On a serious note though, until that moment we just didn’t get why there is no mainstream tool like SQLdep. Such a tool should have existed a few years back. Feedback from the SQL community (and paying customers) pretty much proves that. They keep our focus on solving real-life problems, especially automating impact analysis, documenting data-lineage, etc.
In under 140 characters, can you describe SQLdep?
Masi - Must-have tool for anybody who works daily with SQL. We visualize what’s happening inside your code and can save you 30 minutes every day.
Later we tested this, and with spaces, he actually hit 138 characters. Nice!
That sounds marketingy. What does SQLdep really do?

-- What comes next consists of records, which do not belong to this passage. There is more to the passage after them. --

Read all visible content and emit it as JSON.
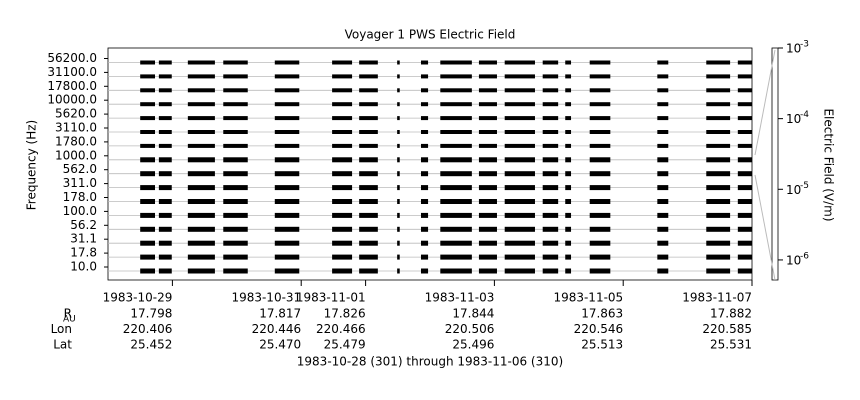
{
  "chart_data": {
    "type": "spectrogram",
    "title": "Voyager 1 PWS Electric Field",
    "ylabel": "Frequency (Hz)",
    "xlabel": "1983-10-28 (301) through 1983-11-06 (310)",
    "categories": [
      "10.0",
      "17.8",
      "31.1",
      "56.2",
      "100.0",
      "178.0",
      "311.0",
      "562.0",
      "1000.0",
      "1780.0",
      "3110.0",
      "5620.0",
      "10000.0",
      "17800.0",
      "31100.0",
      "56200.0"
    ],
    "xlim": [
      301,
      311
    ],
    "xticks": [
      {
        "value": 302,
        "label": "1983-10-29"
      },
      {
        "value": 304,
        "label": "1983-10-31"
      },
      {
        "value": 305,
        "label": "1983-11-01"
      },
      {
        "value": 307,
        "label": "1983-11-03"
      },
      {
        "value": 309,
        "label": "1983-11-05"
      },
      {
        "value": 311,
        "label": "1983-11-07"
      }
    ],
    "segments": [
      [
        301.5,
        301.73
      ],
      [
        301.79,
        301.99
      ],
      [
        302.24,
        302.66
      ],
      [
        302.79,
        303.17
      ],
      [
        303.59,
        303.97
      ],
      [
        304.48,
        304.79
      ],
      [
        304.9,
        305.19
      ],
      [
        305.49,
        305.53
      ],
      [
        305.86,
        305.97
      ],
      [
        306.16,
        306.65
      ],
      [
        306.76,
        307.04
      ],
      [
        307.16,
        307.63
      ],
      [
        307.75,
        307.99
      ],
      [
        308.1,
        308.19
      ],
      [
        308.48,
        308.8
      ],
      [
        309.53,
        309.7
      ],
      [
        310.29,
        310.66
      ],
      [
        310.78,
        311.0
      ]
    ],
    "color": "#000000",
    "ephemeris": [
      {
        "label": "R",
        "sub": "AU",
        "values": [
          "17.798",
          "17.817",
          "17.826",
          "17.844",
          "17.863",
          "17.882"
        ]
      },
      {
        "label": "Lon",
        "values": [
          "220.406",
          "220.446",
          "220.466",
          "220.506",
          "220.546",
          "220.585"
        ]
      },
      {
        "label": "Lat",
        "values": [
          "25.452",
          "25.470",
          "25.479",
          "25.496",
          "25.513",
          "25.531"
        ]
      }
    ],
    "colorbar": {
      "label": "Electric Field (V/m)",
      "log": true,
      "ylim": [
        5.2e-07,
        0.001
      ],
      "yticks": [
        {
          "value": 0.001,
          "label": "10",
          "exponent": "-3"
        },
        {
          "value": 0.0001,
          "label": "10",
          "exponent": "-4"
        },
        {
          "value": 1e-05,
          "label": "10",
          "exponent": "-5"
        },
        {
          "value": 1e-06,
          "label": "10",
          "exponent": "-6"
        }
      ]
    }
  }
}
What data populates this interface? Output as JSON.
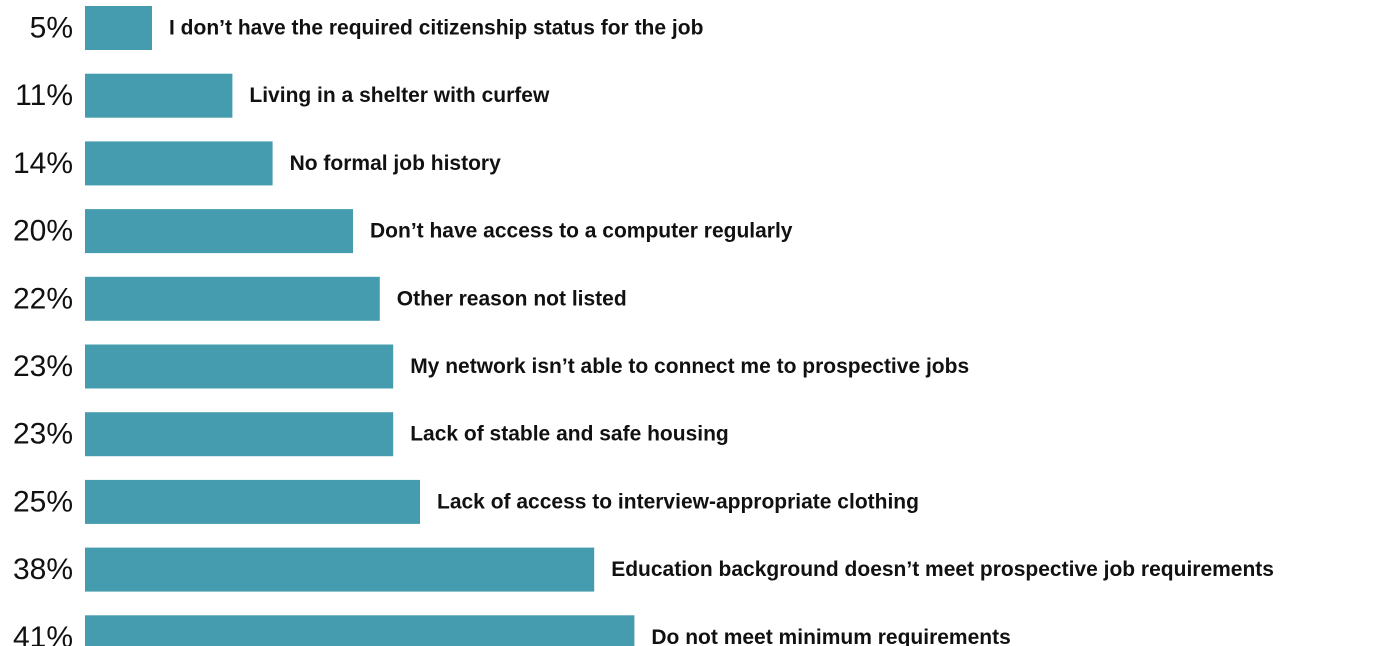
{
  "colors": {
    "bar": "#459cae",
    "text": "#111111",
    "background": "#ffffff"
  },
  "chart_data": {
    "type": "bar",
    "orientation": "horizontal",
    "categories": [
      "I don’t have the required citizenship status for the job",
      "Living in a shelter with curfew",
      "No formal job history",
      "Don’t have access to a computer regularly",
      "Other reason not listed",
      "My network isn’t able to connect me to prospective jobs",
      "Lack of stable and safe housing",
      "Lack of access to interview-appropriate clothing",
      "Education background doesn’t meet prospective job requirements",
      "Do not meet minimum requirements"
    ],
    "values": [
      5,
      11,
      14,
      20,
      22,
      23,
      23,
      25,
      38,
      41
    ],
    "value_labels": [
      "5%",
      "11%",
      "14%",
      "20%",
      "22%",
      "23%",
      "23%",
      "25%",
      "38%",
      "41%"
    ],
    "xlim": [
      0,
      41
    ],
    "grid": false,
    "legend": "none"
  }
}
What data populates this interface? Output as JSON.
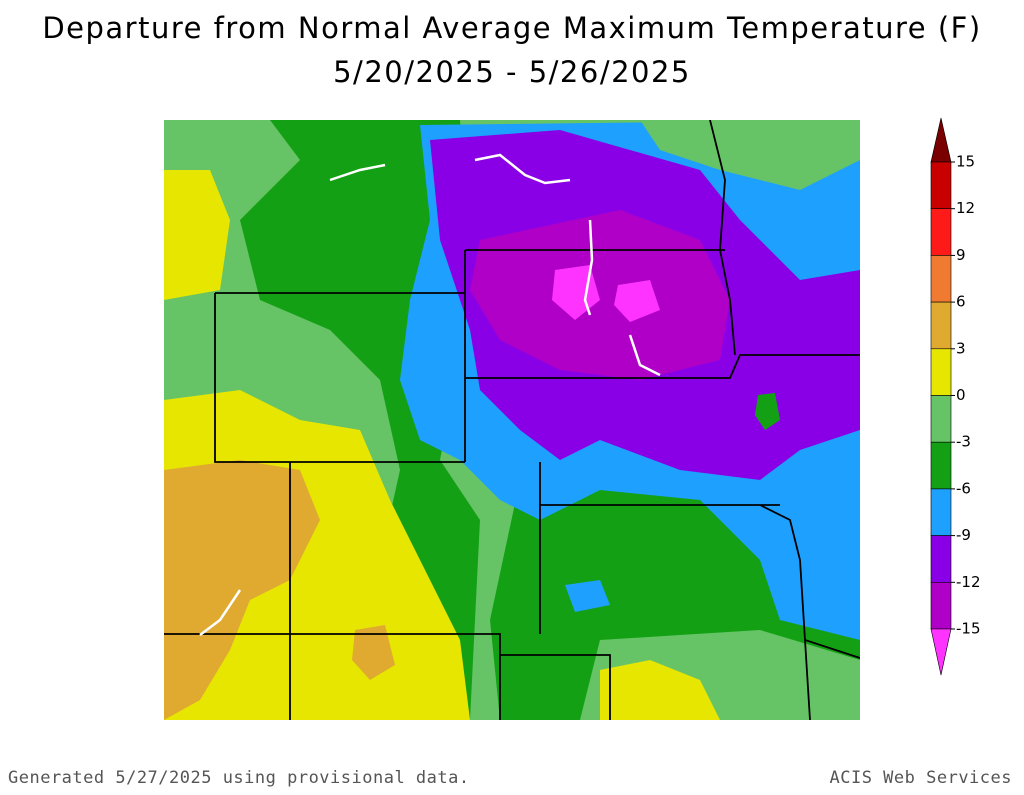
{
  "title": "Departure from Normal Average Maximum Temperature (F)",
  "subtitle": "5/20/2025 - 5/26/2025",
  "legend": {
    "range": [
      -15,
      15
    ],
    "ticks": [
      15,
      12,
      9,
      6,
      3,
      0,
      -3,
      -6,
      -9,
      -12,
      -15
    ],
    "colors": [
      "#7a0000",
      "#c80000",
      "#ff1a1a",
      "#f07a30",
      "#e0aa30",
      "#e6e600",
      "#66c466",
      "#14a014",
      "#1ea0ff",
      "#8a00e6",
      "#b000c8",
      "#ff33ff"
    ]
  },
  "footer": {
    "left": "Generated 5/27/2025 using provisional data.",
    "right": "ACIS Web Services"
  }
}
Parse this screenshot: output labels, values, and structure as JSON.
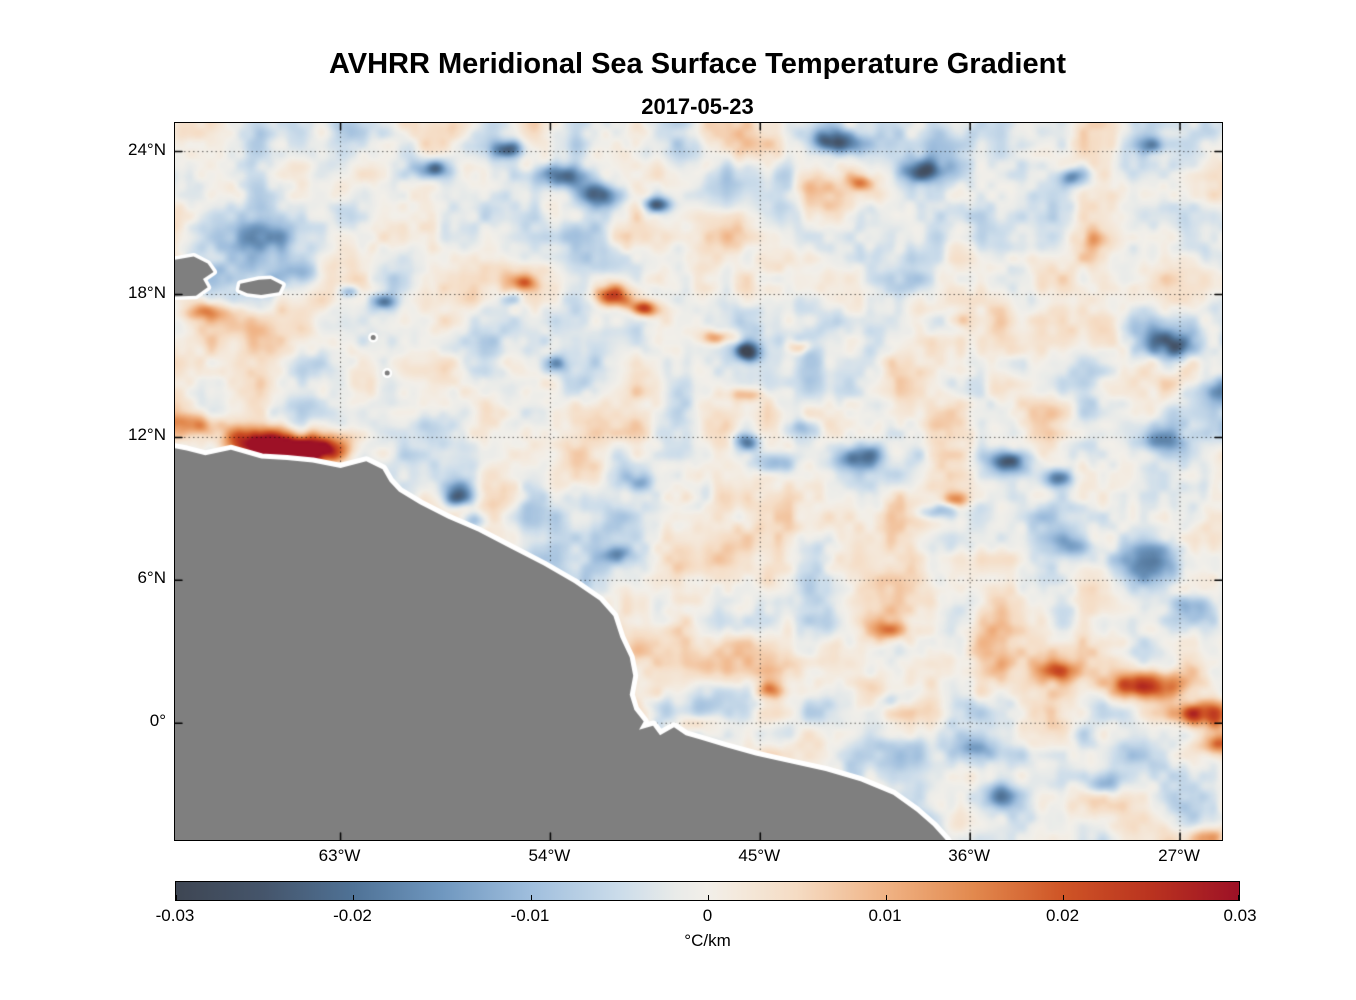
{
  "figure": {
    "title": "AVHRR Meridional Sea Surface Temperature Gradient",
    "subtitle": "2017-05-23"
  },
  "axes": {
    "lat_ticks": [
      {
        "label": "24°N",
        "value": 24
      },
      {
        "label": "18°N",
        "value": 18
      },
      {
        "label": "12°N",
        "value": 12
      },
      {
        "label": "6°N",
        "value": 6
      },
      {
        "label": "0°",
        "value": 0
      }
    ],
    "lon_ticks": [
      {
        "label": "63°W",
        "value": -63
      },
      {
        "label": "54°W",
        "value": -54
      },
      {
        "label": "45°W",
        "value": -45
      },
      {
        "label": "36°W",
        "value": -36
      },
      {
        "label": "27°W",
        "value": -27
      }
    ],
    "lon_range": [
      -70.1,
      -25.2
    ],
    "lat_range": [
      -4.9,
      25.2
    ],
    "grid": "dotted"
  },
  "colorbar": {
    "ticks": [
      "-0.03",
      "-0.02",
      "-0.01",
      "0",
      "0.01",
      "0.02",
      "0.03"
    ],
    "tick_values": [
      -0.03,
      -0.02,
      -0.01,
      0,
      0.01,
      0.02,
      0.03
    ],
    "min": -0.03,
    "max": 0.03,
    "label": "°C/km",
    "stops": [
      {
        "t": 0.0,
        "color": "#3e4653"
      },
      {
        "t": 0.083,
        "color": "#45556b"
      },
      {
        "t": 0.167,
        "color": "#4f7296"
      },
      {
        "t": 0.25,
        "color": "#6f97bf"
      },
      {
        "t": 0.333,
        "color": "#9fbedd"
      },
      {
        "t": 0.417,
        "color": "#cbdcea"
      },
      {
        "t": 0.47,
        "color": "#e9ebe9"
      },
      {
        "t": 0.5,
        "color": "#f2efe9"
      },
      {
        "t": 0.53,
        "color": "#f4e9dc"
      },
      {
        "t": 0.583,
        "color": "#f5dcc4"
      },
      {
        "t": 0.667,
        "color": "#f0b385"
      },
      {
        "t": 0.75,
        "color": "#e2894e"
      },
      {
        "t": 0.833,
        "color": "#cf5526"
      },
      {
        "t": 0.917,
        "color": "#ba331f"
      },
      {
        "t": 1.0,
        "color": "#9d1126"
      }
    ]
  },
  "chart_data": {
    "type": "heatmap",
    "variable": "Meridional Sea Surface Temperature Gradient",
    "units": "°C/km",
    "date": "2017-05-23",
    "value_range": [
      -0.03,
      0.03
    ],
    "background": "near-zero mottled field, typical ±0.006",
    "feature_fields": [
      "lon",
      "lat",
      "rx_deg",
      "ry_deg",
      "amplitude"
    ],
    "features": [
      [
        -64.9,
        11.5,
        2.2,
        0.65,
        0.042
      ],
      [
        -66.8,
        12.0,
        1.2,
        0.5,
        0.018
      ],
      [
        -69.3,
        12.6,
        1.0,
        0.45,
        0.016
      ],
      [
        -68.8,
        17.3,
        1.0,
        0.35,
        0.014
      ],
      [
        -51.2,
        17.95,
        0.9,
        0.5,
        0.027
      ],
      [
        -49.9,
        17.4,
        0.6,
        0.35,
        0.022
      ],
      [
        -46.8,
        16.2,
        0.85,
        0.32,
        0.018
      ],
      [
        -55.1,
        18.5,
        0.5,
        0.3,
        0.012
      ],
      [
        -43.3,
        15.8,
        0.6,
        0.3,
        0.01
      ],
      [
        -45.6,
        13.8,
        0.75,
        0.3,
        0.012
      ],
      [
        -36.2,
        16.9,
        0.55,
        0.3,
        0.012
      ],
      [
        -40.7,
        22.7,
        0.5,
        0.3,
        0.012
      ],
      [
        -36.6,
        9.4,
        0.5,
        0.3,
        0.014
      ],
      [
        -28.5,
        1.6,
        1.7,
        0.6,
        0.026
      ],
      [
        -26.0,
        0.4,
        1.3,
        0.55,
        0.028
      ],
      [
        -32.1,
        2.2,
        0.8,
        0.4,
        0.016
      ],
      [
        -25.2,
        -0.9,
        1.0,
        0.5,
        0.018
      ],
      [
        -44.5,
        1.35,
        0.6,
        0.35,
        0.016
      ],
      [
        -39.4,
        3.9,
        0.9,
        0.4,
        0.01
      ],
      [
        -25.8,
        -4.8,
        0.9,
        0.5,
        0.016
      ],
      [
        -30.6,
        20.3,
        1.0,
        0.5,
        0.008
      ],
      [
        -47.5,
        0.0,
        1.2,
        0.4,
        0.01
      ],
      [
        -35.0,
        2.5,
        6.0,
        2.2,
        0.005
      ],
      [
        -53.6,
        23.0,
        1.1,
        0.5,
        -0.024
      ],
      [
        -51.9,
        22.2,
        0.9,
        0.5,
        -0.026
      ],
      [
        -59.1,
        23.3,
        0.8,
        0.4,
        -0.02
      ],
      [
        -55.8,
        24.1,
        0.6,
        0.35,
        -0.018
      ],
      [
        -49.5,
        21.8,
        0.6,
        0.35,
        -0.02
      ],
      [
        -41.7,
        24.4,
        1.0,
        0.45,
        -0.026
      ],
      [
        -38.0,
        23.2,
        0.9,
        0.5,
        -0.024
      ],
      [
        -31.5,
        22.9,
        0.7,
        0.4,
        -0.016
      ],
      [
        -28.3,
        24.3,
        0.6,
        0.35,
        -0.014
      ],
      [
        -27.6,
        15.9,
        1.3,
        0.7,
        -0.02
      ],
      [
        -25.2,
        14.0,
        1.0,
        0.6,
        -0.018
      ],
      [
        -27.9,
        11.9,
        0.9,
        0.5,
        -0.014
      ],
      [
        -45.5,
        15.6,
        0.55,
        0.38,
        -0.026
      ],
      [
        -40.7,
        11.2,
        0.9,
        0.45,
        -0.02
      ],
      [
        -45.6,
        11.8,
        0.6,
        0.4,
        -0.018
      ],
      [
        -34.3,
        11.0,
        1.0,
        0.5,
        -0.022
      ],
      [
        -32.2,
        10.3,
        0.7,
        0.4,
        -0.02
      ],
      [
        -37.5,
        8.9,
        0.9,
        0.35,
        -0.014
      ],
      [
        -57.9,
        9.6,
        0.7,
        0.5,
        -0.028
      ],
      [
        -57.3,
        8.5,
        0.5,
        0.4,
        -0.02
      ],
      [
        -51.1,
        7.05,
        0.6,
        0.35,
        -0.014
      ],
      [
        -28.2,
        6.7,
        1.4,
        0.8,
        -0.016
      ],
      [
        -26.5,
        4.8,
        1.0,
        0.6,
        -0.014
      ],
      [
        -31.6,
        7.5,
        0.8,
        0.5,
        -0.012
      ],
      [
        -42.0,
        -2.85,
        0.9,
        0.4,
        -0.012
      ],
      [
        -34.5,
        -3.05,
        0.9,
        0.5,
        -0.014
      ],
      [
        -30.2,
        -2.55,
        0.9,
        0.5,
        -0.012
      ],
      [
        -66.6,
        20.4,
        0.9,
        0.5,
        -0.012
      ],
      [
        -64.7,
        19.0,
        0.8,
        0.5,
        -0.01
      ],
      [
        -61.1,
        17.7,
        0.5,
        0.3,
        -0.012
      ],
      [
        -62.6,
        18.1,
        0.4,
        0.25,
        -0.01
      ],
      [
        -43.3,
        12.3,
        0.8,
        0.45,
        -0.014
      ],
      [
        -44.5,
        10.9,
        0.9,
        0.4,
        -0.012
      ],
      [
        -55.7,
        17.8,
        0.5,
        0.3,
        -0.012
      ],
      [
        -53.8,
        15.1,
        0.6,
        0.35,
        -0.01
      ],
      [
        -50.1,
        10.2,
        0.6,
        0.4,
        -0.01
      ],
      [
        -39.2,
        1.0,
        0.8,
        0.4,
        -0.008
      ],
      [
        -35.8,
        -1.0,
        1.2,
        0.5,
        -0.01
      ],
      [
        -66.0,
        20.0,
        3.5,
        2.5,
        -0.004
      ]
    ],
    "land": {
      "color": "#7f7f7f",
      "buffer_color": "#ffffff",
      "coast": [
        [
          -70.3,
          11.58
        ],
        [
          -69.6,
          11.45
        ],
        [
          -68.8,
          11.25
        ],
        [
          -67.7,
          11.48
        ],
        [
          -66.4,
          11.12
        ],
        [
          -65.3,
          11.05
        ],
        [
          -64.2,
          10.95
        ],
        [
          -63.0,
          10.72
        ],
        [
          -61.9,
          11.0
        ],
        [
          -61.2,
          10.66
        ],
        [
          -60.9,
          10.15
        ],
        [
          -60.5,
          9.73
        ],
        [
          -59.6,
          9.2
        ],
        [
          -58.4,
          8.6
        ],
        [
          -57.1,
          8.05
        ],
        [
          -55.7,
          7.34
        ],
        [
          -54.3,
          6.63
        ],
        [
          -53.0,
          5.9
        ],
        [
          -51.9,
          5.16
        ],
        [
          -51.3,
          4.5
        ],
        [
          -51.0,
          3.6
        ],
        [
          -50.6,
          2.77
        ],
        [
          -50.45,
          2.0
        ],
        [
          -50.6,
          1.2
        ],
        [
          -50.4,
          0.57
        ],
        [
          -50.0,
          0.07
        ],
        [
          -50.2,
          -0.27
        ],
        [
          -49.6,
          -0.1
        ],
        [
          -49.3,
          -0.5
        ],
        [
          -48.7,
          -0.17
        ],
        [
          -48.2,
          -0.5
        ],
        [
          -47.6,
          -0.67
        ],
        [
          -46.5,
          -1.0
        ],
        [
          -45.2,
          -1.35
        ],
        [
          -43.7,
          -1.68
        ],
        [
          -42.2,
          -2.0
        ],
        [
          -40.7,
          -2.43
        ],
        [
          -39.3,
          -3.0
        ],
        [
          -38.3,
          -3.7
        ],
        [
          -37.6,
          -4.3
        ],
        [
          -37.0,
          -4.95
        ],
        [
          -36.8,
          -5.4
        ]
      ],
      "islands": [
        [
          [
            -70.4,
            19.4
          ],
          [
            -69.3,
            19.6
          ],
          [
            -68.7,
            19.3
          ],
          [
            -68.45,
            18.95
          ],
          [
            -68.9,
            18.65
          ],
          [
            -68.7,
            18.3
          ],
          [
            -69.2,
            17.95
          ],
          [
            -70.4,
            17.9
          ]
        ],
        [
          [
            -67.3,
            18.45
          ],
          [
            -66.5,
            18.62
          ],
          [
            -66.0,
            18.65
          ],
          [
            -65.5,
            18.4
          ],
          [
            -65.65,
            18.1
          ],
          [
            -66.4,
            17.98
          ],
          [
            -67.0,
            18.05
          ],
          [
            -67.35,
            18.2
          ]
        ]
      ],
      "islets": [
        [
          -61.6,
          16.2
        ],
        [
          -61.0,
          14.7
        ]
      ]
    }
  }
}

Masi - We do syntactic and semantic analysis of SQL code. The database does that to understand how to manipulate the data, but we do it in our tool to find and store dependencies of that SQL. The more complex a query (or series of queries) the more time you spend when making changes. Because we instantly provide data-lineage and impact analysis, we save you time. For example - let’s say you have a hand-coded ETL process.. with SQLdep, you can have up-to-date and reliable documentation every day. Or maybe you want to migrate that ETL into some other workflow tool -- with our metadata we can save you a lot of a headache. Our biggest customer has a batch of 5000 SQLs he runs everyday and the value we bring to the table is through the roof.
What is your biggest accomplishment working with SQL?
Masi - Not dropping database tablespace by accident ;)
Last Question - What are your thoughts on SQL vs NoSQL vs NewSQL?
Masi - Firstly, I’d suggest not to get too fancy with titles like SQL vs NoSQL vs NewSQL - the focus should be on getting the job done. Since it’s a complex topic, I’ll just scratch the surface.
Let’s break it down into relational databases vs other types (key-value store, document, graph, etc). Now, if you start considering the different scenarios in which you need to store and access data, relational databases would fit well in the vast majority of cases. The more specialized use-case you come up with, the bigger chance you have of utilizing a non-relational db.
For instance, we’ve considered Neo4j (graphDB) to store our metadata after we parse and analyze an SQL query. We wanted to store *any* dependency we come across. Then in real-time we would be able to answer crazy questions like (information overkill follows!): “What queries read columns from table customers, then use any of those columns in group by clause while count(*) is nested within a function?”. So yeah, I believe we could have done it in graphdb. In reality we’ve greatly simplified our logical model and ended up with.. wait for it -- SQLite. It’s an awesome, fast and tiny relational database (binary is about 500kB).